Susceptibility to cyclicality in the steel industry and end-user industry
The domestic steel sector is characterized by demand cyclicality, volatility in raw material and metal prices, high regulatory risk, and the risk of imports. Group operates in the cyclical steel industry, thus making it vulnerable to downturns in industry demand, leading to a decline in realizations and profitability. Moreover, the bulk of its revenue is derived from the cyclical domestic end-use industry; demand depends on economic growth and consumer sentiments, and thus any decline in demand can also have an adverse impact on sales and profitability for the group. Demand for steel products depends on the level of construction and infrastructure activities and any movement in economic cycles. Furthermore, the steel industry remains exposed to global steel prices. While the cost-efficient and integrated domestic steel operations of the company partially cushion profitability against cyclical downturns, it will remain exposed to inherent price and demand volatility in the steel industry. Acuité believes that domestic consumption growth will continue in FY2024 and FY2025, underpinned by demand growth from construction, real estate, automobiles, and consumer durables segments. High government spending on infrastructure, private sector capex, and the availability of credit will support demand growth in the end-user segment.

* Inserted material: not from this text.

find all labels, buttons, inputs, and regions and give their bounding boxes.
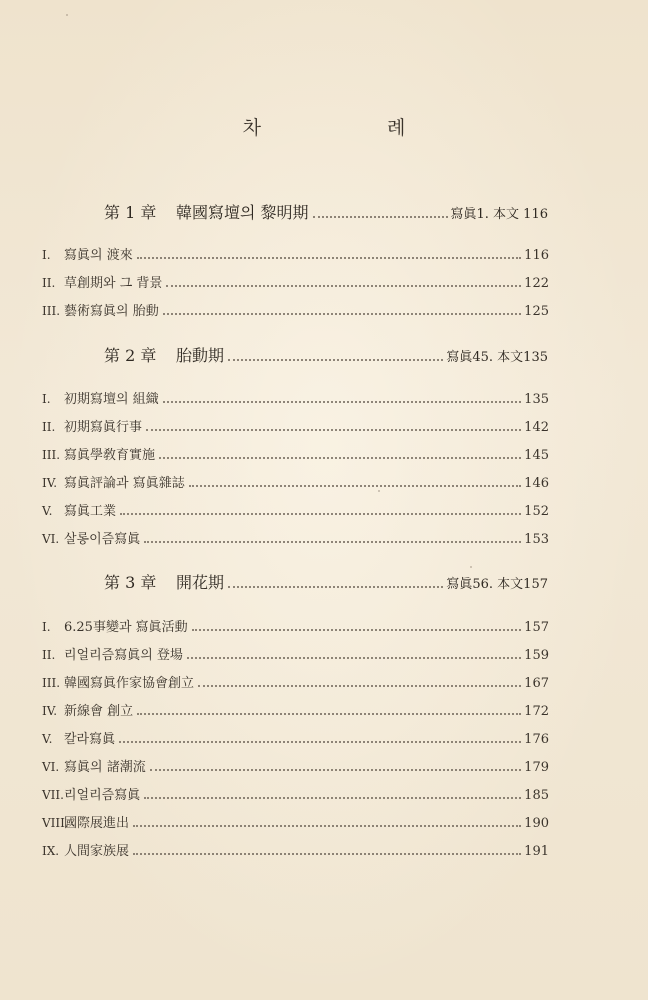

Susceptibility to fluctuations in raw material prices or changes in government regulations
The group’s operating profitability remained range-bound between 4.49 percent and 4.85 percent for the three years ended March 31, 2023, as it is susceptible to fluctuations in raw material prices. The sector participants typically have high operating and financial leverage, large working capital requirements, and large-sized debt capital funding from the capex. Domestic steel producers are substantially dependent on imports of coking coal, and hence, any supply-side issue could have a material impact on utilization and profitability. In addition metal prices are heavily dependent on international prices, as the domestic market is open for imports. China has been a key exporter in the international market and accounts for about 50% of global production. Hence, any changes in its economic policies that could impact infrastructure spending or the easing of environmental norms can materially impact metal prices. Acuité believes that increasing scale would result in better absorption and higher margins, which would remain key rating monitorable.